This case involves an elderly female patient in New Jersey who had a medical history significant for atrial fibrillation, for which she was being treated with Coumadin. The patient was receiving Coumadin daily, in 5mg doses, while under the care and supervision of an internal medicine physician. During one of her appointments, the patient’s INR was logged as 3.7, which caused her physician to stop her treatment for 2 days and to modify her dosage. During this change, the patient’s INR was registered at 3.1, and she continued to receive Coumadin at this modified dosage. A few days later, the patient presented to her internist for another visit, however, no INR was performed. Later that day the patient was brought to the emergency room with massive internal bleeding, which eventually proved fatal.

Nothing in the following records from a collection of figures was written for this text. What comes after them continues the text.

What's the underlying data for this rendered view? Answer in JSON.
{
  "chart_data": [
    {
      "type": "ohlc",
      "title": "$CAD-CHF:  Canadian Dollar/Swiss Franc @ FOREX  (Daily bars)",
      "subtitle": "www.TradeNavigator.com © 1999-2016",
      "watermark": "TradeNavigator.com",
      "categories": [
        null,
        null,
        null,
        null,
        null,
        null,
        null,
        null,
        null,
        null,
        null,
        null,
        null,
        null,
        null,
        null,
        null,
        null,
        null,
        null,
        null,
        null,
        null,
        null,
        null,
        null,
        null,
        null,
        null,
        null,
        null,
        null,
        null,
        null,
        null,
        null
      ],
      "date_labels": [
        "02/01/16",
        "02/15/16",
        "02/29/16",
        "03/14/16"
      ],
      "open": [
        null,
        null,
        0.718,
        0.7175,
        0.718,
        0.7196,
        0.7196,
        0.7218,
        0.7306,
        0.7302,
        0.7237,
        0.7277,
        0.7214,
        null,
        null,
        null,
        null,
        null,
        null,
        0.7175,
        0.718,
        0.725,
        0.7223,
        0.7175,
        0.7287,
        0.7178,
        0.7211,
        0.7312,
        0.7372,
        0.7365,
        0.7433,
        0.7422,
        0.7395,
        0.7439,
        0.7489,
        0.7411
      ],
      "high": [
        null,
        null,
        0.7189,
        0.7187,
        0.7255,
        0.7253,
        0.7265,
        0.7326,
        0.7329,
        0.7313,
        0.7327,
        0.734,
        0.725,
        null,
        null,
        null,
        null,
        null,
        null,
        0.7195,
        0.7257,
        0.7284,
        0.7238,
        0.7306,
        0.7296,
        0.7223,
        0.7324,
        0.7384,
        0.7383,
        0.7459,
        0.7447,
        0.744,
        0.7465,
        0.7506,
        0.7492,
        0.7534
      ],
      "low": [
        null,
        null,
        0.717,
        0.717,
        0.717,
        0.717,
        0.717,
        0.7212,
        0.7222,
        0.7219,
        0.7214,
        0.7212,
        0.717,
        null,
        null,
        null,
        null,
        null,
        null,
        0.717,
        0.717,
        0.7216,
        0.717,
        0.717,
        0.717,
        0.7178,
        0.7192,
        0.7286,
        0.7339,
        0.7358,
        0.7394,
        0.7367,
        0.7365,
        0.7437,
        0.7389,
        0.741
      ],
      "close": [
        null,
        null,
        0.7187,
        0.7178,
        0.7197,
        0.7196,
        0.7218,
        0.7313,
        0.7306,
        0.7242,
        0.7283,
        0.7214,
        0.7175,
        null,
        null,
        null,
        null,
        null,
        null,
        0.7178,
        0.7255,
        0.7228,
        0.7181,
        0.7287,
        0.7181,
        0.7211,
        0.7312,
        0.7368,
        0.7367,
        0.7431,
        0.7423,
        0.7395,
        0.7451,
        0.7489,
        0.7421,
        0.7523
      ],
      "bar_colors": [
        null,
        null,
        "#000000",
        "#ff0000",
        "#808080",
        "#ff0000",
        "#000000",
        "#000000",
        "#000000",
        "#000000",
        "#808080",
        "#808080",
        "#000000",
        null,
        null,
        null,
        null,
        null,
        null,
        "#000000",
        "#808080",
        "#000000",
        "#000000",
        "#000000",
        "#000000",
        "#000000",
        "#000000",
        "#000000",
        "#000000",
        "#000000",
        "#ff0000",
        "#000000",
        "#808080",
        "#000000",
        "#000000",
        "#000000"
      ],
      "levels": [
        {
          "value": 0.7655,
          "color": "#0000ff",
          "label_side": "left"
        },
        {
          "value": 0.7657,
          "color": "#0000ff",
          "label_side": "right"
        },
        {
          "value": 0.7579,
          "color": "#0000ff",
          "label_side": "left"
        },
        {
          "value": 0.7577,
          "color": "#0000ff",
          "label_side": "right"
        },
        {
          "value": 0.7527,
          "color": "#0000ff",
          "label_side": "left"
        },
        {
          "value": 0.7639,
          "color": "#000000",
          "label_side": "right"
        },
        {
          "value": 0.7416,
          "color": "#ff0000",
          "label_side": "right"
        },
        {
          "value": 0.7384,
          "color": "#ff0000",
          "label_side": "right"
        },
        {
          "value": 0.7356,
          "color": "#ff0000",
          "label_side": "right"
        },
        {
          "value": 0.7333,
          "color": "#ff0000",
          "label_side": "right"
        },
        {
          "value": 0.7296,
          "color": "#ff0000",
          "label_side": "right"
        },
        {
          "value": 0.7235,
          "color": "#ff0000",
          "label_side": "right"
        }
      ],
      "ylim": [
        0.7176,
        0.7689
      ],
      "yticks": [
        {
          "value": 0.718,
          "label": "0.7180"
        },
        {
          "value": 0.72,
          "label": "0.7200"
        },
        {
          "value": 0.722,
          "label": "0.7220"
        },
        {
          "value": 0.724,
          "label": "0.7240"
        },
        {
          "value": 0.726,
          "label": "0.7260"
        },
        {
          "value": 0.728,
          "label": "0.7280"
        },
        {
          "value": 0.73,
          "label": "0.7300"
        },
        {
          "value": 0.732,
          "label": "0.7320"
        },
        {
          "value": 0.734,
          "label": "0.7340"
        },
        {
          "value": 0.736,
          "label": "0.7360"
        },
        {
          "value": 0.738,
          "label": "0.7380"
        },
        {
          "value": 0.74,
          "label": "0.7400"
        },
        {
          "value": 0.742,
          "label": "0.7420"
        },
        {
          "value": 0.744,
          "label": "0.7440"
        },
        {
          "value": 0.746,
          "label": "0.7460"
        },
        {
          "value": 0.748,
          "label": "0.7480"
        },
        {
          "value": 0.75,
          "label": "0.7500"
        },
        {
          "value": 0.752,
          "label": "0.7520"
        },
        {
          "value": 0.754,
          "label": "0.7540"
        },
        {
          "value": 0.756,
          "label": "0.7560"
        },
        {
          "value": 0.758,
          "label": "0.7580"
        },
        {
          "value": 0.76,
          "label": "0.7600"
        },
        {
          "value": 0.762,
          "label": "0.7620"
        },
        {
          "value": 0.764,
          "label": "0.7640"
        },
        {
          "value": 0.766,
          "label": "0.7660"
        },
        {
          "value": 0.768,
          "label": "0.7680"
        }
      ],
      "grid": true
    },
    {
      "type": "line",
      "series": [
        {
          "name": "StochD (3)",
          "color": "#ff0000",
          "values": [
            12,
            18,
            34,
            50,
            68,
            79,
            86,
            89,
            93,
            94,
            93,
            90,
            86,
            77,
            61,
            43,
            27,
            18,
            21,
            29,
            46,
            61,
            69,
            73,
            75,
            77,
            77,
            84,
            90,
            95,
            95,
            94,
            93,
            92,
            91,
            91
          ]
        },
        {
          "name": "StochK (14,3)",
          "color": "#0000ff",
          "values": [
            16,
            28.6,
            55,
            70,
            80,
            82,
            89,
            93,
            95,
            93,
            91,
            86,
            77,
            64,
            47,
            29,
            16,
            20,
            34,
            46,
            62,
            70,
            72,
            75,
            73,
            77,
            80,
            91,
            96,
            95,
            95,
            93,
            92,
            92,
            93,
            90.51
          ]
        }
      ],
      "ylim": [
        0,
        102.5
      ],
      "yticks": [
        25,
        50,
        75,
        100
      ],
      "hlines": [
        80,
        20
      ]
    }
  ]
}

Question(s) For Expert Witness
- 1. Do you routinely manage patients on Coumadin?
- 2. Can you speak to appropriate monitoring of INRs/adjustment of dosage for these patients?
- 3. Have you ever had a patient develop this outcome?
Expert Witness Response E-001692
I prescribe Coumadin approximately 2 times every day of the year and manage Coumadin monitoring in a very tight manner exactly to avoid catastrophic results such as this. Appropriate INR monitoring requires in office testing with a machine that gives rapid, real-time results and clear concise instructions of what signs or symptoms to look for in regards to possible internal or external hemorrhage. Internal bleeding from anticoagulation is quite a disaster and having had a dozen patients with that diagnosis in my career, I can speak from experience as to how I have managed each of them. Commonly, the use of anticoagulation after cardiac catheterization has been the situation that led to the bleed (the catheter being traumatic to the artery) however, the status of the patient’s vascular system coupled with the dose regimen for the Coumadin are determinants in the likelihood of this outcome. With arteria catheters, keeping the INR 2.0 to 3.0 is the goal. From the synopsis, all values were higher than that making the risk increase for both spontaneous intracranial hemorrhage and retroperitoneal hemorrhage. Realizing that the initial INR was too high with just a few days of Coumadin administration should have prompted the thought that the patient has a heterozygous status (genetic) for Coumadin oversensitivity, thus her maintenance dose of Coumadin would have been 2 mg daily ( possibly 2.5 mg) and she would not have been prescribed 5 mg daily. The inexperience of the doctor in managing Coumadin in the elderly is apparent. She would have been better served to have referred the patient to a cardiologist for management entirely as her choice of doses was excessive, and her monitoring style was arbitrary.